FILE UNDER: AMERICA/A Moment of Clarity.
words.
"James Baldwin once said, “To be a Negro in this country and to be relatively conscious, is to be in a rage almost all the time.” Well, I am now incandescent with rage and at my wits’ end about how to responsibly aim it and morally marshal it.
...Yet another black man’s body broken without anyone’s being called to account, another soul lingering on the other side of the grave without justice on this side of the living. No officer has been convicted in the deaths of Michael Brown, Eric Garner, John Crawford III, Tanisha Anderson, Tamir Rice, Sandra Bland and dozens more. Indeed, according to Mapping Police Violence, “only 10 of the 102 cases in 2015 where an unarmed black person was killed by police resulted in officer(s) being charged with a crime, and only 2 of these deaths (Matthew Ajibade and Eric Harris) resulted in convictions of officers involved.

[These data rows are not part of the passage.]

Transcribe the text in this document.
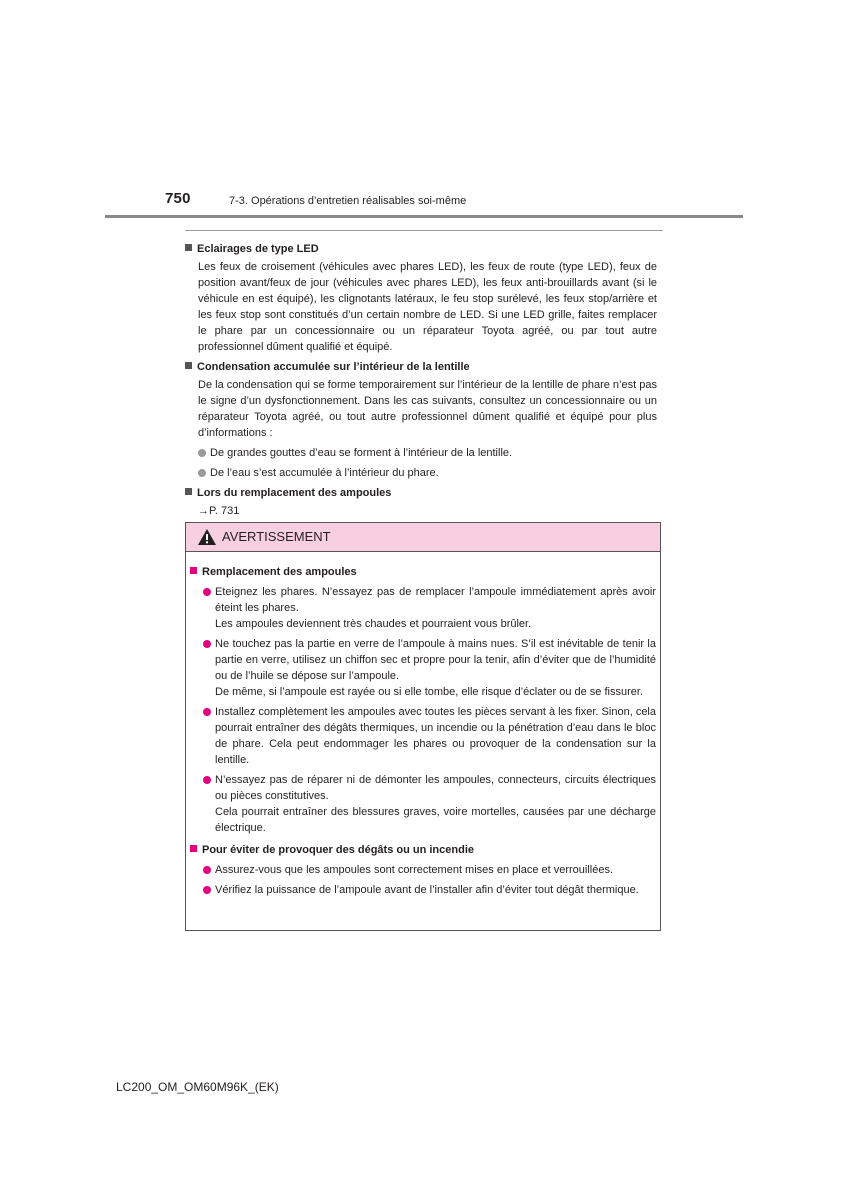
750	7-3. Opérations d’entretien réalisables soi-même

Eclairages de type LED

Les feux de croisement (véhicules avec phares LED), les feux de route (type LED), feux de position avant/feux de jour (véhicules avec phares LED), les feux anti-brouillards avant (si le véhicule en est équipé), les clignotants latéraux, le feu stop surélevé, les feux stop/arrière et les feux stop sont constitués d’un certain nombre de LED. Si une LED grille, faites remplacer le phare par un concessionnaire ou un réparateur Toyota agréé, ou par tout autre professionnel dûment qualifié et équipé.

Condensation accumulée sur l’intérieur de la lentille

De la condensation qui se forme temporairement sur l’intérieur de la lentille de phare n’est pas le signe d’un dysfonctionnement. Dans les cas suivants, consultez un concessionnaire ou un réparateur Toyota agréé, ou tout autre professionnel dûment qualifié et équipé pour plus d’informations :

De grandes gouttes d’eau se forment à l’intérieur de la lentille.
De l’eau s’est accumulée à l’intérieur du phare.

Lors du remplacement des ampoules

→P. 731

AVERTISSEMENT
Remplacement des ampoules
Eteignez les phares. N’essayez pas de remplacer l’ampoule immédiatement après avoir éteint les phares.
Les ampoules deviennent très chaudes et pourraient vous brûler.
Ne touchez pas la partie en verre de l’ampoule à mains nues. S’il est inévitable de tenir la partie en verre, utilisez un chiffon sec et propre pour la tenir, afin d’éviter que de l’humidité ou de l’huile se dépose sur l’ampoule.
De même, si l’ampoule est rayée ou si elle tombe, elle risque d’éclater ou de se fissurer.
Installez complètement les ampoules avec toutes les pièces servant à les fixer. Sinon, cela pourrait entraîner des dégâts thermiques, un incendie ou la pénétration d’eau dans le bloc de phare. Cela peut endommager les phares ou provoquer de la condensation sur la lentille.
N’essayez pas de réparer ni de démonter les ampoules, connecteurs, circuits électriques ou pièces constitutives.
Cela pourrait entraîner des blessures graves, voire mortelles, causées par une décharge électrique.
Pour éviter de provoquer des dégâts ou un incendie
Assurez-vous que les ampoules sont correctement mises en place et verrouillées.
Vérifiez la puissance de l’ampoule avant de l’installer afin d’éviter tout dégât thermique.
LC200_OM_OM60M96K_(EK)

...What are we to make of this? What are we to take from it?
...Into what frame am I supposed to position this to make it palatable? How can I wrap my head around it in a way to make it rational and right?
...I am exhausted. I am repulsed. I am over all the circular dialogue. But I don’t know precisely where that leaves me other than in a hurt and festering place. America is edging ever closer to telling people like me that the eye of justice isn’t blind but jaundiced, and I say back to America, that is incredibly dangerous."